Büyük bir deprem, yalnızca binaları yıkmakla kalmaz, aynı zamanda toplumun temelini sarsar, normal yaşamı askıya alır ve derin bir belirsizlik dönemi başlatır. Bu kaotik ortamda, enkaz altındaki hayatlar için mücadele devam ederken, boşalan şehirlerde ortaya çıkan bir başka trajedi daha yaşanır: yağma ve hırsızlık. Bu olgu, sadece maddi kayıplara yol açmakla kalmaz, toplumsal moral ve güven duvarında da derin çatlaklar açar.
Yağma olaylarının temelinde, olağanüstü halin yarattığı otorite boşluğu yatar. Polis, jandarma gibi kolluk kuvvetleri, enkaza müdahale ve can kurtarma çalışmalarına odaklandığında, terk edilmiş evler, iş yerleri ve depolar korunmasız kalabilir. Bu boşluğu, fırsatçı bir azınlık, kişisel çıkar için değerlendirme eğilimine girer. Ancak bu davranışı salt “suç” olarak nitelendirmek, konuyu anlamakta yetersiz kalır. Deprem gibi kitlesel bir travma, toplumdaki normları, ahlaki sınırları ve sosyal bağları geçici de olsa zayıflatabilir. Kimi için bu, açgözlülükten kaynaklanırken, kimi için hayatta kalma içgüdüsünün sapkın bir tezahürü olabilir. İnsanlar temel ihtiyaç maddelerine (gıda, su, ilaç) ulaşamadıklarında, “yağma” ve “ihtiyaçları temin etme” arasındaki çizgi bulanıklaşabilir.

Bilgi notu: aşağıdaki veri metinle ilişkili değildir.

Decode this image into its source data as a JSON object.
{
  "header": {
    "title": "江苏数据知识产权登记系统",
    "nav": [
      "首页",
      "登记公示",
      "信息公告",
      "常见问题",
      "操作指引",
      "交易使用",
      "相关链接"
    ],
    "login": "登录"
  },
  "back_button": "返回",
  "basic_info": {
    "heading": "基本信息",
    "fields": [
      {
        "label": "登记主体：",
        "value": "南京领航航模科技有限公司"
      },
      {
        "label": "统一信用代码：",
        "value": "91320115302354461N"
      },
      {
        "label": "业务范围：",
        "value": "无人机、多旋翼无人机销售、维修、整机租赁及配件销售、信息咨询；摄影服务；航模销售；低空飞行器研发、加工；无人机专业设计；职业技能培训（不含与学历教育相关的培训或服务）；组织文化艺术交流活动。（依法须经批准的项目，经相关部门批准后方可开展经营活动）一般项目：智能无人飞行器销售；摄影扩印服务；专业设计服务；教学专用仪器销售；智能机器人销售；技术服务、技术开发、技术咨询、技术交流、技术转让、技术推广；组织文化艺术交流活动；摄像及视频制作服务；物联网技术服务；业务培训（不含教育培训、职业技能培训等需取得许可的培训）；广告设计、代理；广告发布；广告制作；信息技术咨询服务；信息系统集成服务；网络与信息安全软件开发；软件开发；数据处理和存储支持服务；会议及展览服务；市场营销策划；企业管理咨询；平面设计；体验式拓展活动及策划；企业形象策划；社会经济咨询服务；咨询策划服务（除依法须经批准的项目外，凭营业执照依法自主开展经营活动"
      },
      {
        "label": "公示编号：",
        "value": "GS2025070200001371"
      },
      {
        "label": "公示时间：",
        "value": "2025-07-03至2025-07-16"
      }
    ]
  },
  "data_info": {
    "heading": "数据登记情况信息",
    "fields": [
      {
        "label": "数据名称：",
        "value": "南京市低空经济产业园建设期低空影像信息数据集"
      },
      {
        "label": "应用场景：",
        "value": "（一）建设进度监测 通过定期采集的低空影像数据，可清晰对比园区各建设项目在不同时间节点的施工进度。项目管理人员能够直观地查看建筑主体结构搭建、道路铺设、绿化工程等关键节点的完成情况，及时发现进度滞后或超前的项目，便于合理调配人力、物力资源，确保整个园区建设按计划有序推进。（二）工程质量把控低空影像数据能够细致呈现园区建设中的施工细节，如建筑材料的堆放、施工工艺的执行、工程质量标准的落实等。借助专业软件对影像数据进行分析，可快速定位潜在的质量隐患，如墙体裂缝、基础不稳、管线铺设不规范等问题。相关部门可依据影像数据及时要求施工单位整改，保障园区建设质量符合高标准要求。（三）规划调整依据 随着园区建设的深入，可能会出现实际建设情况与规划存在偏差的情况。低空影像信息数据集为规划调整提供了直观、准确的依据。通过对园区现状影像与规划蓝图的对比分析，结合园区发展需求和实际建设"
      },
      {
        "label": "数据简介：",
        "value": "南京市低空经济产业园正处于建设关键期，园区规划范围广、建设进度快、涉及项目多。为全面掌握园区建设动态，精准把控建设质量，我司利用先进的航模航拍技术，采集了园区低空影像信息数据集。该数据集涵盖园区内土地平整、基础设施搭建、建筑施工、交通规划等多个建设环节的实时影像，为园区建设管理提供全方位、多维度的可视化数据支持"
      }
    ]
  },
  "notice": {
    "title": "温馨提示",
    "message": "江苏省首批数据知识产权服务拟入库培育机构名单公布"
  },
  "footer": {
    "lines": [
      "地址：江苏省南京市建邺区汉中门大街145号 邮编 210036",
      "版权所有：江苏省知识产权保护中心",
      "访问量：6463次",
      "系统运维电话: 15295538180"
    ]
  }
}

Ancak, lüks eşyaların, elektronik cihazların veya nakit paraların çalınması gibi olaylar, bu savunmayı geçersiz kılar ve saf bir suç eylemi olduğunu gösterir. Bu tür eylemler, zaten travma yaşamış olan mağdurlar için ikinci bir darbe niteliği taşır. Enkaz altında kaybettikleri yakınlarının acısını yaşarken, bir de geride kalan ve belki de o anıları simgeleyen son eşyalarını da kaybetmek, onları tam bir çaresizlik ve öfke duygusuna sürükler. Toplum nezdinde ise dayanışma ve yardımlaşma ruhunu zedeler. İnsanların birbirine olan güveni sarsılır, “biz” duygusu yerini “onlar” ve “biz” ayrımına bırakır.
Emniyet Tedbirlerinin Önemi
Bu sorunla mücadelede alınacak önlemler çok yönlü olmalıdır. İlk ve en acil müdahale, kolluk kuvvetlerinin etkin bir şekilde konuşlandırılması ve şehrin güvenlik açığı olan bölgelerinin devriyelerle kontrol altına alınmasıdır. Gerekirse askerî birliklerden destek alınarak sıkıyönetim benzeri tedbirler devreye sokulmalıdır. İkinci aşama, caydırıcılıktır. Yağma ve hırsızlık eylemlerinin hızlı bir adli sistemle soruşturulacağı, yargılanacağı ve en ağır şekilde cezalandırılacağı topluma açıkça duyurulmalıdır.
Üçüncü ve en önemli aşama ise iletişim ve lojistiktir. İnsanların temel ihtiyaçları (barınma, gıda, su, ısınma, sağlık hizmetleri) hızlı ve etkin bir şekilde karşılandığında, “ihtiyaçtan doğan yağma” motivasyonu büyük ölçüde ortadan kalkacaktır. Yerel yönetimler ve AFAD gibi kuruluşlar, şeffaf bir iletişimle vatandaşlara ne zaman, nerede, nasıl yardım alacaklarını bildirmeli, bu belirsizliği ve paniği en aza indirmelidir.
Toplumsal Travmanın İkinci Perdesinde Alınacak Dersler
Sonuç olarak, deprem sonrası yağma olgusu, toplumun sınırlarının ne kadar hassas olduğunu gösteren acı bir göstergedir. Bu, sadece bir güvenlik sorunu değil, aynı zamanda derin bir insani ve ahlaki bir sınamadır. Bu sınamayı aşmanın yolu, otoritenin adil ve etkin bir şekilde tesis edilmesinin yanı sıra, dayanışma, şefkat ve paylaşımın toplumun her katmanında hâkim kılınmasından geçer. Unutmamak gerekir ki, enkazlar kaldırılır ve şehirler yeniden inşa edilir, ancak kaybolan güvenin telafisi çok daha zordur.